More International Students Are Coming to Wayne


Emily Sawyer

Students in Mrs. Rubiconti’s 5th Period Class

By Emily Sawyer, Senior Editor

As the number of English as a Second Language (ESL) students in the Wayne district increases, an associated potential budget increase is in order.

According to school officials, there are currently 26 different languages spoken at home by Wayne families. reports there to be “nine students, for example, whose first language is Albanian, and 15 whose mother tongue is Chinese. Other pupils speak Gujarati, Hindi, and Telugu, languages native to India.”

As a result, there is a discussion about adding two more ESL teachers to the Wayne schools district, calling for an increase in the school system’s budget.

All students, English-speaking natives or not, should be given equal opportunities to receive a successful and supportive education, which is why this increase is necessary and important.

In the past year, 50 additional students entered the ESL education program in the Wayne district, increasing the total number of students enrolled to 219. Superintendent Mark Toback told, “Most of them, 63%, were not born in the U.S.”

These statistics are important because they are sent as a part of an application to the state Department of Education, which helps determine the new budget schools are entitled to receive.

There are 12 current teachers enrolled in the ESL program, two of which were just added before the 2020 school year. It is not confirmed whether this increase in students is a result of the pandemic or perhaps a new pattern.

Wayne Hills ESL teacher Ms. Rubiconti said, “Working with the ESL students here at Wayne Hills is an absolute honor and privilege. We have a wonderful, awe-inspiring group of kids who offer a global perspective and add vibrancy to our school community. Seeing our ESL program flourish is exciting, and I am always happy to meet new faces.”

I spoke with one of Ms. Rubiconti’s classes about being an ESL student at Hills and what it is like being in America.

Her intermediate ESL class ranges in age from Freshmen to Seniors coming from different countries including Italy, El Salvador, Jordan, Afghanistan, and more. 

Senior Pako Cirillo said, “Being in a class with kids from other countries is super interesting. It’s nice to learn about other cultures.”

Pako is from Italy, and both he and his Italian classmate, Junior Alessandro Borchi, agree that the weirdest thing about America is wearing pajamas in school. Pako said that back at home they would wear “normal clothes” and Alessandro said his friends would “call me crazy” if they saw him in sweatpants at school.

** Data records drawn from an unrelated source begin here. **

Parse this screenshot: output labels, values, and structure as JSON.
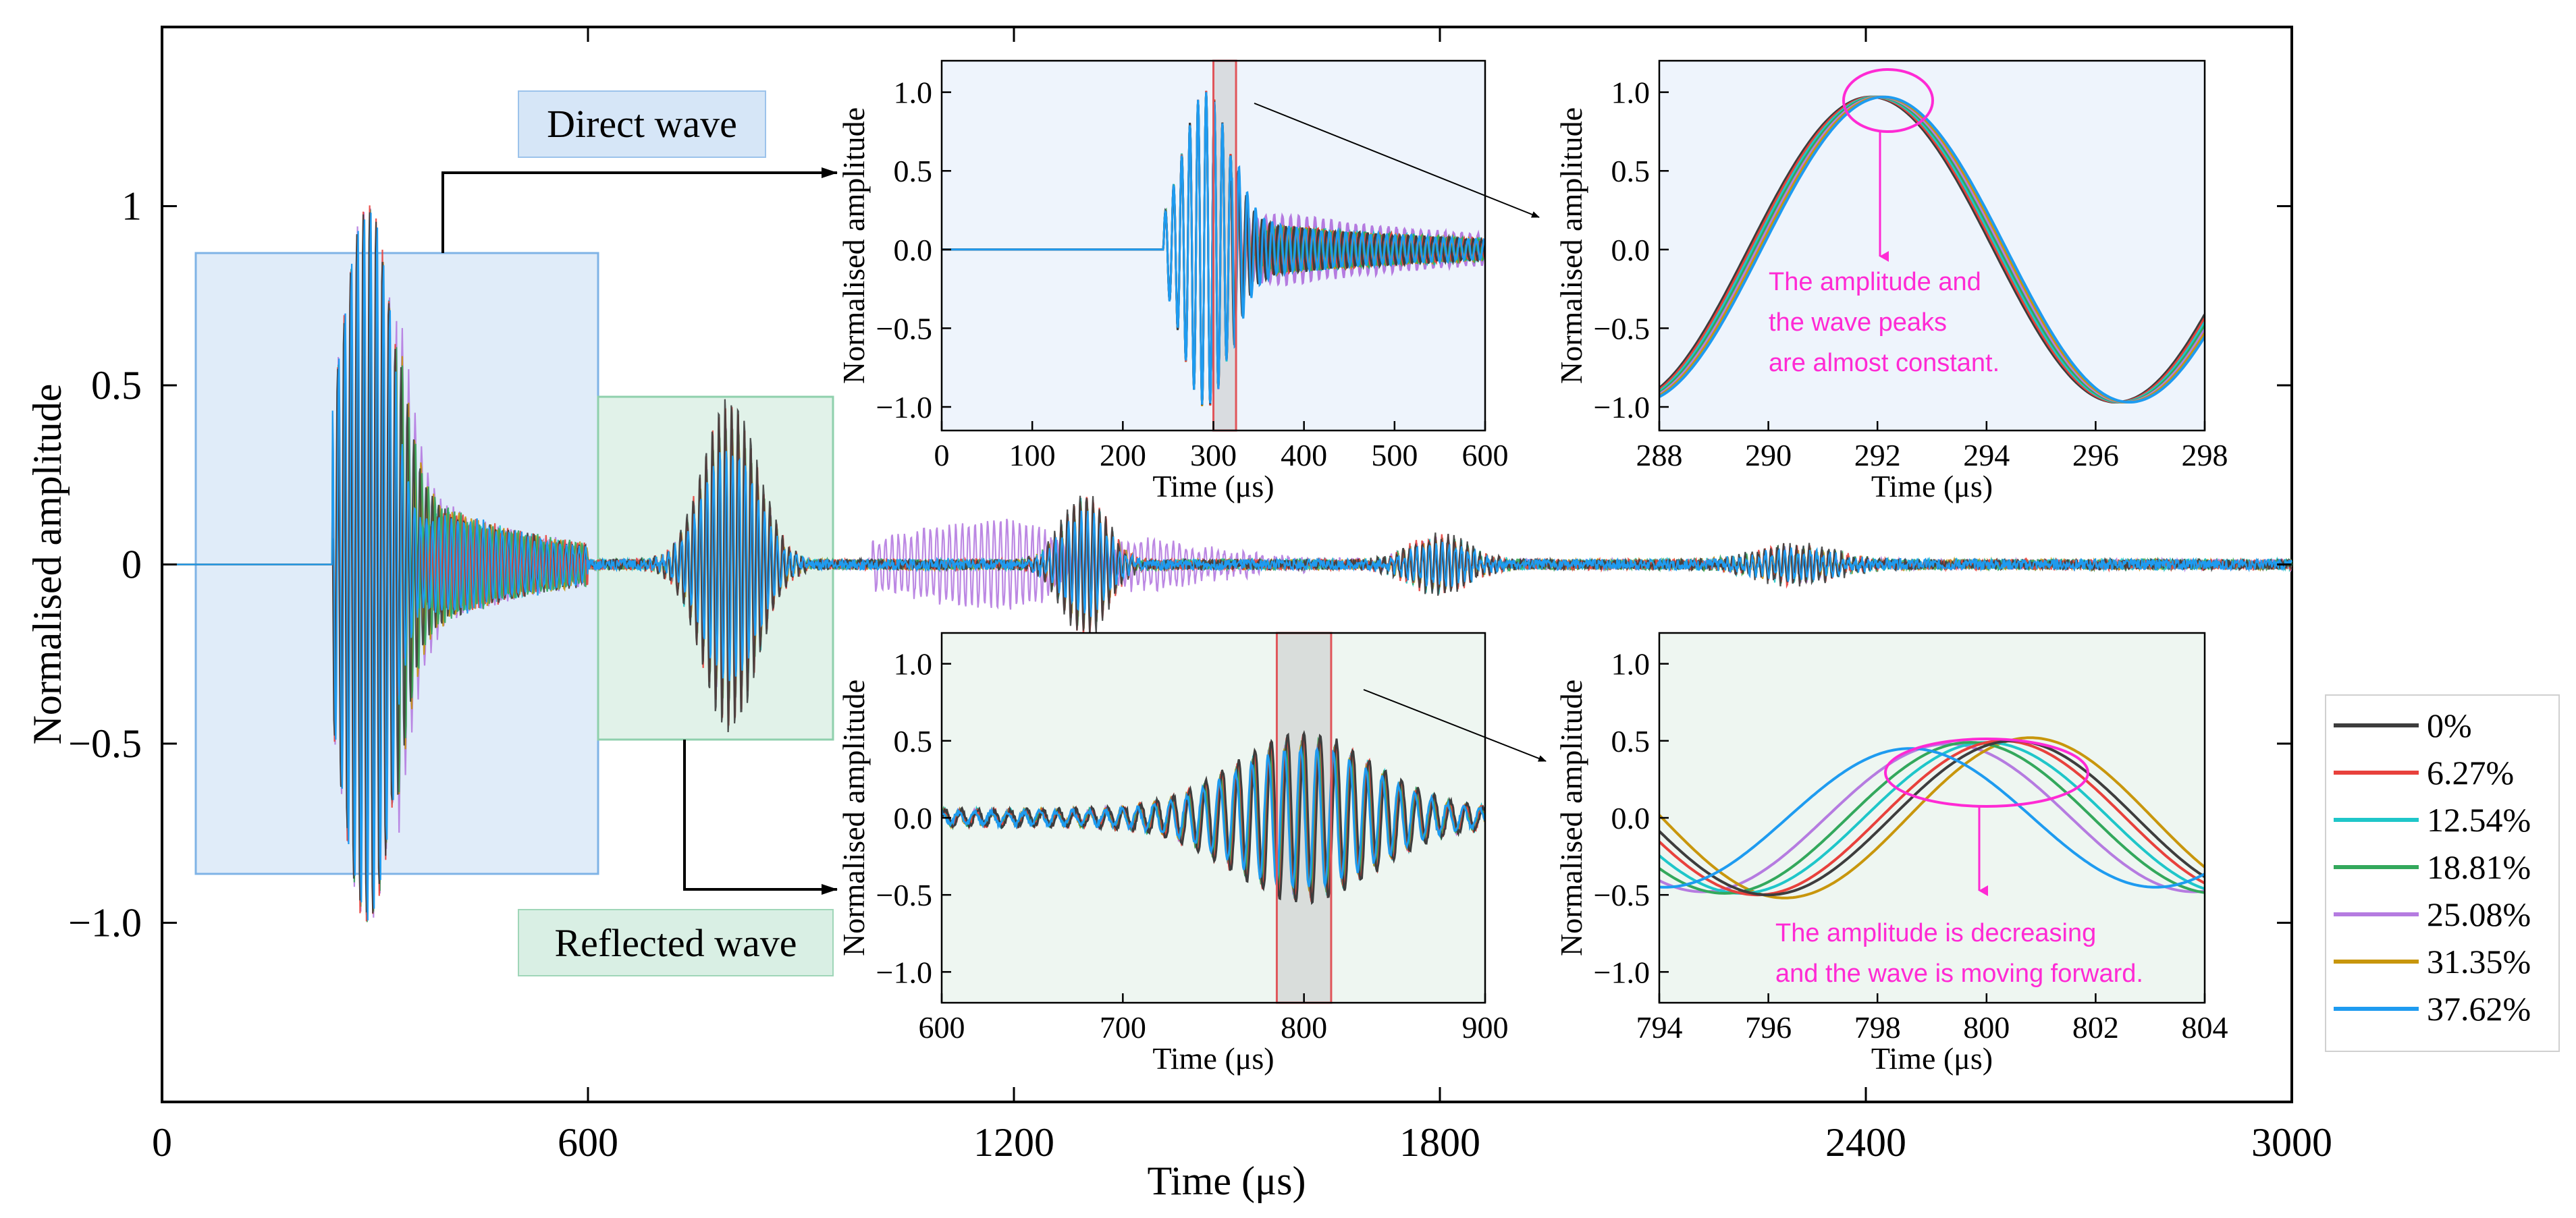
{
  "colors": {
    "s0": "#3d3d3d",
    "s1": "#e8413c",
    "s2": "#1fc6c9",
    "s3": "#33a85c",
    "s4": "#b57be0",
    "s5": "#c8960c",
    "s6": "#1e9bf0",
    "direct_bg": "#d6e6f7",
    "reflected_bg": "#d9efe4",
    "highlight": "#e0555a",
    "annotation": "#ff2ad4"
  },
  "chart_data": {
    "type": "line",
    "title": "",
    "xlabel": "Time (μs)",
    "ylabel": "Normalised amplitude",
    "xlim": [
      0,
      3000
    ],
    "ylim": [
      -1.5,
      1.5
    ],
    "xticks": [
      "0",
      "600",
      "1200",
      "1800",
      "2400",
      "3000"
    ],
    "yticks": [
      "1",
      "0.5",
      "0",
      "−0.5",
      "−1.0"
    ],
    "series": [
      {
        "name": "0%"
      },
      {
        "name": "6.27%"
      },
      {
        "name": "12.54%"
      },
      {
        "name": "18.81%"
      },
      {
        "name": "25.08%"
      },
      {
        "name": "31.35%"
      },
      {
        "name": "37.62%"
      }
    ],
    "packets": [
      {
        "center": 290,
        "amplitude": 1.0,
        "width": 55
      },
      {
        "center": 800,
        "amplitude": 0.47,
        "width": 55
      },
      {
        "center": 1300,
        "amplitude": 0.2,
        "width": 45
      },
      {
        "center": 1800,
        "amplitude": 0.08,
        "width": 60
      },
      {
        "center": 2300,
        "amplitude": 0.05,
        "width": 80
      }
    ],
    "regions": {
      "direct": "Direct wave",
      "reflected": "Reflected wave"
    },
    "insets": [
      {
        "id": "direct_full",
        "xlabel": "Time (μs)",
        "ylabel": "Normalised amplitude",
        "xlim": [
          0,
          600
        ],
        "ylim": [
          -1.15,
          1.2
        ],
        "xticks": [
          "0",
          "100",
          "200",
          "300",
          "400",
          "500",
          "600"
        ],
        "yticks": [
          "1.0",
          "0.5",
          "0.0",
          "−0.5",
          "−1.0"
        ],
        "highlight": [
          300,
          325
        ]
      },
      {
        "id": "direct_zoom",
        "xlabel": "Time (μs)",
        "ylabel": "Normalised amplitude",
        "xlim": [
          288,
          298
        ],
        "ylim": [
          -1.15,
          1.2
        ],
        "xticks": [
          "288",
          "290",
          "292",
          "294",
          "296",
          "298"
        ],
        "yticks": [
          "1.0",
          "0.5",
          "0.0",
          "−0.5",
          "−1.0"
        ],
        "peak_time": 292.0,
        "peak_amplitude": 0.97,
        "period": 9.0
      },
      {
        "id": "reflected_full",
        "xlabel": "Time (μs)",
        "ylabel": "Normalised amplitude",
        "xlim": [
          600,
          900
        ],
        "ylim": [
          -1.2,
          1.2
        ],
        "xticks": [
          "600",
          "700",
          "800",
          "900"
        ],
        "yticks": [
          "1.0",
          "0.5",
          "0.0",
          "−0.5",
          "−1.0"
        ],
        "highlight": [
          785,
          815
        ]
      },
      {
        "id": "reflected_zoom",
        "xlabel": "Time (μs)",
        "ylabel": "Normalised amplitude",
        "xlim": [
          794,
          804
        ],
        "ylim": [
          -1.2,
          1.2
        ],
        "xticks": [
          "794",
          "796",
          "798",
          "800",
          "802",
          "804"
        ],
        "yticks": [
          "1.0",
          "0.5",
          "0.0",
          "−0.5",
          "−1.0"
        ],
        "peak_times": [
          800.5,
          800.3,
          800.0,
          799.7,
          799.3,
          800.8,
          798.6
        ],
        "peak_amplitudes": [
          0.5,
          0.5,
          0.49,
          0.49,
          0.48,
          0.52,
          0.45
        ],
        "period": 9.0
      }
    ],
    "annotations": {
      "direct": [
        "The amplitude and",
        "the wave peaks",
        "are almost constant."
      ],
      "reflected": [
        "The amplitude is decreasing",
        "and the wave is moving forward."
      ]
    }
  }
}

Senior Eloran Sarmiento Reynoso thought, “Using Chromebooks in school instead of books and paper is weird.” It seems to be a common trend that all this technology is not the norm in other countries.

Hills Freshman Mustafa Jabali expressed, “I like Hills better than my old school.”

ESL students at Hills find comfort in their ESL classes because they are surrounded by students all in the same boat: coming to a new country and barely knowing the language at all. Having the support of the other students and being able to relate to the challenges that come with a brand-new country is extremely helpful.

As students continue to come to Wayne, the importance of continued support from both teachers and students is prevalent. ESL students are making impressive strides and deserve the same type of learning environment that Gen-Ed classes receive; additional teachers to the ESL program is beneficial to their well-being.